JILA is one of the nation’s leading research institutes in the physical sciences. The world's first Bose–Einstein condensate was created at JILA by Eric Cornell and Carl Wieman in 1995. The first frequency comb demonstration was led by John L. Hall at JILA. The first demonstrations of a Fermionic condensate and BEC-BCS crossover physics were done by Deborah S. Jin.

JILA’s faculty members hold appointments in a wide range of disciplines, including the Departments of Physics, Astrophysical and Planetary Science, Chemistry and Biochemistry, and Molecular, Cellular, and Developmental Biology, as well as Engineering. Many faculty also hold joint appointments with the National Institute of Standards and Technology (NIST). JILA’s Quantum Physics Division of NIST members hold joint faculty appointments at CU in the same departments.

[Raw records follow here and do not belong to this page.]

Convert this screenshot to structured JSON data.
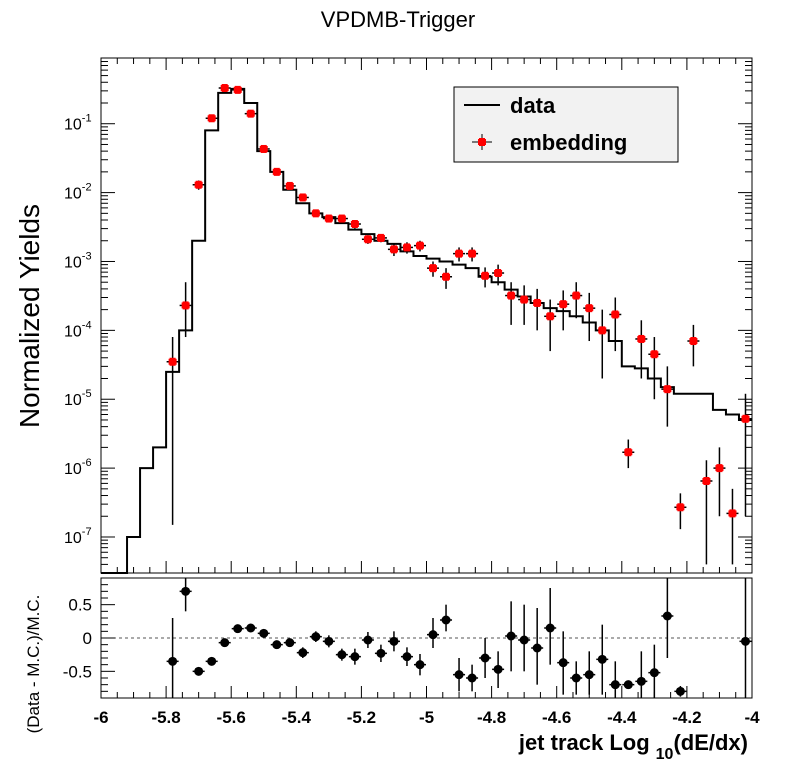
{
  "title": "VPDMB-Trigger",
  "chart_data": [
    {
      "type": "line",
      "title": "VPDMB-Trigger",
      "xlabel": "",
      "ylabel": "Normalized Yields",
      "y_scale": "log",
      "xlim": [
        -6,
        -4
      ],
      "ylim": [
        3e-08,
        0.9
      ],
      "y_ticks": [
        "10^-7",
        "10^-6",
        "10^-5",
        "10^-4",
        "10^-3",
        "10^-2",
        "10^-1"
      ],
      "legend": {
        "placement": "top-right",
        "entries": [
          {
            "label": "data",
            "style": "line",
            "color": "#000000"
          },
          {
            "label": "embedding",
            "style": "marker",
            "color": "#ff0000"
          }
        ]
      },
      "series": [
        {
          "name": "data",
          "style": "step",
          "color": "#000000",
          "bin_width": 0.04,
          "x": [
            -6.0,
            -5.96,
            -5.92,
            -5.88,
            -5.84,
            -5.8,
            -5.76,
            -5.72,
            -5.68,
            -5.64,
            -5.6,
            -5.56,
            -5.52,
            -5.48,
            -5.44,
            -5.4,
            -5.36,
            -5.32,
            -5.28,
            -5.24,
            -5.2,
            -5.16,
            -5.12,
            -5.08,
            -5.04,
            -5.0,
            -4.96,
            -4.92,
            -4.88,
            -4.84,
            -4.8,
            -4.76,
            -4.72,
            -4.68,
            -4.64,
            -4.6,
            -4.56,
            -4.52,
            -4.48,
            -4.44,
            -4.4,
            -4.36,
            -4.32,
            -4.28,
            -4.24,
            -4.2,
            -4.16,
            -4.12,
            -4.08,
            -4.04
          ],
          "y": [
            3e-08,
            3e-08,
            1e-07,
            1e-06,
            2e-06,
            2.5e-05,
            0.0001,
            0.002,
            0.08,
            0.28,
            0.32,
            0.2,
            0.04,
            0.02,
            0.011,
            0.007,
            0.005,
            0.0044,
            0.0036,
            0.0029,
            0.0025,
            0.002,
            0.0018,
            0.0014,
            0.0012,
            0.0011,
            0.001,
            0.0009,
            0.0008,
            0.0006,
            0.0005,
            0.00039,
            0.00031,
            0.00025,
            0.00021,
            0.00019,
            0.00016,
            0.00013,
            0.0001,
            7e-05,
            3e-05,
            2.8e-05,
            2e-05,
            1.5e-05,
            1.2e-05,
            1.2e-05,
            1.2e-05,
            7e-06,
            6e-06,
            5e-06
          ]
        },
        {
          "name": "embedding",
          "style": "points",
          "color": "#ff0000",
          "points": [
            {
              "x": -5.78,
              "y": 3.5e-05,
              "lo": 1.5e-07,
              "hi": 8e-05
            },
            {
              "x": -5.74,
              "y": 0.00023,
              "lo": 8e-05,
              "hi": 0.0005
            },
            {
              "x": -5.7,
              "y": 0.013,
              "lo": 0.011,
              "hi": 0.015
            },
            {
              "x": -5.66,
              "y": 0.12,
              "lo": 0.11,
              "hi": 0.13
            },
            {
              "x": -5.62,
              "y": 0.33,
              "lo": 0.31,
              "hi": 0.35
            },
            {
              "x": -5.58,
              "y": 0.31,
              "lo": 0.29,
              "hi": 0.33
            },
            {
              "x": -5.54,
              "y": 0.14,
              "lo": 0.13,
              "hi": 0.15
            },
            {
              "x": -5.5,
              "y": 0.043,
              "lo": 0.04,
              "hi": 0.046
            },
            {
              "x": -5.46,
              "y": 0.02,
              "lo": 0.018,
              "hi": 0.022
            },
            {
              "x": -5.42,
              "y": 0.0125,
              "lo": 0.0115,
              "hi": 0.0135
            },
            {
              "x": -5.38,
              "y": 0.0085,
              "lo": 0.0078,
              "hi": 0.0092
            },
            {
              "x": -5.34,
              "y": 0.005,
              "lo": 0.0045,
              "hi": 0.0055
            },
            {
              "x": -5.3,
              "y": 0.0042,
              "lo": 0.0037,
              "hi": 0.0047
            },
            {
              "x": -5.26,
              "y": 0.0042,
              "lo": 0.0037,
              "hi": 0.0047
            },
            {
              "x": -5.22,
              "y": 0.0035,
              "lo": 0.003,
              "hi": 0.004
            },
            {
              "x": -5.18,
              "y": 0.0021,
              "lo": 0.0018,
              "hi": 0.0024
            },
            {
              "x": -5.14,
              "y": 0.0022,
              "lo": 0.0019,
              "hi": 0.0025
            },
            {
              "x": -5.1,
              "y": 0.0015,
              "lo": 0.0012,
              "hi": 0.0018
            },
            {
              "x": -5.06,
              "y": 0.0016,
              "lo": 0.0013,
              "hi": 0.0019
            },
            {
              "x": -5.02,
              "y": 0.0017,
              "lo": 0.0014,
              "hi": 0.002
            },
            {
              "x": -4.98,
              "y": 0.0008,
              "lo": 0.0006,
              "hi": 0.001
            },
            {
              "x": -4.94,
              "y": 0.0006,
              "lo": 0.0004,
              "hi": 0.0008
            },
            {
              "x": -4.9,
              "y": 0.0013,
              "lo": 0.001,
              "hi": 0.0016
            },
            {
              "x": -4.86,
              "y": 0.0013,
              "lo": 0.001,
              "hi": 0.0016
            },
            {
              "x": -4.82,
              "y": 0.00062,
              "lo": 0.00042,
              "hi": 0.00082
            },
            {
              "x": -4.78,
              "y": 0.00068,
              "lo": 0.00045,
              "hi": 0.0009
            },
            {
              "x": -4.74,
              "y": 0.00032,
              "lo": 0.00012,
              "hi": 0.0005
            },
            {
              "x": -4.7,
              "y": 0.00028,
              "lo": 0.00012,
              "hi": 0.00045
            },
            {
              "x": -4.66,
              "y": 0.00025,
              "lo": 0.0001,
              "hi": 0.0004
            },
            {
              "x": -4.62,
              "y": 0.00016,
              "lo": 5e-05,
              "hi": 0.00028
            },
            {
              "x": -4.58,
              "y": 0.00024,
              "lo": 0.0001,
              "hi": 0.00038
            },
            {
              "x": -4.54,
              "y": 0.00032,
              "lo": 0.00015,
              "hi": 0.0005
            },
            {
              "x": -4.5,
              "y": 0.00021,
              "lo": 7e-05,
              "hi": 0.00035
            },
            {
              "x": -4.46,
              "y": 0.0001,
              "lo": 2e-05,
              "hi": 0.0002
            },
            {
              "x": -4.42,
              "y": 0.00017,
              "lo": 5e-05,
              "hi": 0.0003
            },
            {
              "x": -4.38,
              "y": 1.7e-06,
              "lo": 1e-06,
              "hi": 2.6e-06
            },
            {
              "x": -4.34,
              "y": 7.5e-05,
              "lo": 2e-05,
              "hi": 0.00014
            },
            {
              "x": -4.3,
              "y": 4.5e-05,
              "lo": 1e-05,
              "hi": 8e-05
            },
            {
              "x": -4.26,
              "y": 1.4e-05,
              "lo": 4e-06,
              "hi": 3e-05
            },
            {
              "x": -4.22,
              "y": 2.7e-07,
              "lo": 1.3e-07,
              "hi": 4.3e-07
            },
            {
              "x": -4.18,
              "y": 7e-05,
              "lo": 3e-05,
              "hi": 0.00012
            },
            {
              "x": -4.14,
              "y": 6.5e-07,
              "lo": 4e-08,
              "hi": 1.3e-06
            },
            {
              "x": -4.1,
              "y": 1e-06,
              "lo": 2e-07,
              "hi": 2e-06
            },
            {
              "x": -4.06,
              "y": 2.2e-07,
              "lo": 4e-08,
              "hi": 5e-07
            },
            {
              "x": -4.02,
              "y": 5.2e-06,
              "lo": 2e-07,
              "hi": 1.2e-05
            }
          ]
        }
      ]
    },
    {
      "type": "scatter",
      "xlabel": "jet track Log",
      "xlabel_subscript": "10",
      "xlabel_suffix": "(dE/dx)",
      "ylabel": "(Data - M.C.)/M.C.",
      "xlim": [
        -6,
        -4
      ],
      "ylim": [
        -0.9,
        0.9
      ],
      "x_ticks": [
        "-6",
        "-5.8",
        "-5.6",
        "-5.4",
        "-5.2",
        "-5",
        "-4.8",
        "-4.6",
        "-4.4",
        "-4.2",
        "-4"
      ],
      "y_ticks": [
        "-0.5",
        "0",
        "0.5"
      ],
      "reference_line": 0,
      "series": [
        {
          "name": "",
          "color": "#000000",
          "points": [
            {
              "x": -5.78,
              "y": -0.35,
              "lo": -0.9,
              "hi": 0.3
            },
            {
              "x": -5.74,
              "y": 0.7,
              "lo": 0.4,
              "hi": 0.9
            },
            {
              "x": -5.7,
              "y": -0.5,
              "lo": -0.55,
              "hi": -0.45
            },
            {
              "x": -5.66,
              "y": -0.35,
              "lo": -0.39,
              "hi": -0.31
            },
            {
              "x": -5.62,
              "y": -0.07,
              "lo": -0.09,
              "hi": -0.05
            },
            {
              "x": -5.58,
              "y": 0.14,
              "lo": 0.12,
              "hi": 0.16
            },
            {
              "x": -5.54,
              "y": 0.15,
              "lo": 0.13,
              "hi": 0.17
            },
            {
              "x": -5.5,
              "y": 0.07,
              "lo": 0.05,
              "hi": 0.09
            },
            {
              "x": -5.46,
              "y": -0.1,
              "lo": -0.12,
              "hi": -0.08
            },
            {
              "x": -5.42,
              "y": -0.07,
              "lo": -0.1,
              "hi": -0.04
            },
            {
              "x": -5.38,
              "y": -0.22,
              "lo": -0.3,
              "hi": -0.14
            },
            {
              "x": -5.34,
              "y": 0.02,
              "lo": -0.06,
              "hi": 0.1
            },
            {
              "x": -5.3,
              "y": -0.05,
              "lo": -0.14,
              "hi": 0.04
            },
            {
              "x": -5.26,
              "y": -0.25,
              "lo": -0.34,
              "hi": -0.16
            },
            {
              "x": -5.22,
              "y": -0.28,
              "lo": -0.4,
              "hi": -0.16
            },
            {
              "x": -5.18,
              "y": -0.03,
              "lo": -0.15,
              "hi": 0.09
            },
            {
              "x": -5.14,
              "y": -0.23,
              "lo": -0.36,
              "hi": -0.1
            },
            {
              "x": -5.1,
              "y": -0.05,
              "lo": -0.2,
              "hi": 0.1
            },
            {
              "x": -5.06,
              "y": -0.28,
              "lo": -0.42,
              "hi": -0.14
            },
            {
              "x": -5.02,
              "y": -0.4,
              "lo": -0.56,
              "hi": -0.24
            },
            {
              "x": -4.98,
              "y": 0.05,
              "lo": -0.15,
              "hi": 0.3
            },
            {
              "x": -4.94,
              "y": 0.27,
              "lo": 0.1,
              "hi": 0.5
            },
            {
              "x": -4.9,
              "y": -0.55,
              "lo": -0.8,
              "hi": -0.3
            },
            {
              "x": -4.86,
              "y": -0.6,
              "lo": -0.8,
              "hi": -0.4
            },
            {
              "x": -4.82,
              "y": -0.3,
              "lo": -0.6,
              "hi": 0.0
            },
            {
              "x": -4.78,
              "y": -0.47,
              "lo": -0.75,
              "hi": -0.2
            },
            {
              "x": -4.74,
              "y": 0.03,
              "lo": -0.5,
              "hi": 0.55
            },
            {
              "x": -4.7,
              "y": -0.03,
              "lo": -0.5,
              "hi": 0.5
            },
            {
              "x": -4.66,
              "y": -0.15,
              "lo": -0.7,
              "hi": 0.45
            },
            {
              "x": -4.62,
              "y": 0.15,
              "lo": -0.4,
              "hi": 0.75
            },
            {
              "x": -4.58,
              "y": -0.37,
              "lo": -0.85,
              "hi": 0.1
            },
            {
              "x": -4.54,
              "y": -0.6,
              "lo": -0.85,
              "hi": -0.35
            },
            {
              "x": -4.5,
              "y": -0.55,
              "lo": -0.85,
              "hi": -0.2
            },
            {
              "x": -4.46,
              "y": -0.32,
              "lo": -0.85,
              "hi": 0.2
            },
            {
              "x": -4.42,
              "y": -0.7,
              "lo": -0.9,
              "hi": -0.35
            },
            {
              "x": -4.38,
              "y": -0.7,
              "lo": -0.75,
              "hi": -0.65
            },
            {
              "x": -4.34,
              "y": -0.65,
              "lo": -0.9,
              "hi": -0.2
            },
            {
              "x": -4.3,
              "y": -0.52,
              "lo": -0.9,
              "hi": -0.1
            },
            {
              "x": -4.26,
              "y": 0.33,
              "lo": -0.3,
              "hi": 0.9
            },
            {
              "x": -4.22,
              "y": -0.8,
              "lo": -0.88,
              "hi": -0.72
            },
            {
              "x": -4.02,
              "y": -0.05,
              "lo": -0.9,
              "hi": 0.9
            }
          ]
        }
      ]
    }
  ]
}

Research at JILA addresses fundamental scientific questions about the limits of quantum measurements and technologies, the design of precision optical and X-ray lasers, the fundamental principles underlying the interaction of light and matter, the role of quantum physics in chemistry and biology, and the processes that have governed the evolution of the Universe for nearly 14 billion years.

==Staff==
JILA's current faculty includes two Nobel laureates—Eric Cornell and John L. Hall—and two John D. and Catherine T. MacArthur Fellows— Margaret Murnane and Ana Maria Rey. David J. Wineland and Carl Wieman, both previous affiliated with NIST and JILA respectively, were also awarded the Nobel Prize in Physics, while Deborah Jin was previously awarded a MacArthur Fellowship. Each year, JILA scientists publish more than 200 original research papers in national and international scientific journals and conference proceedings.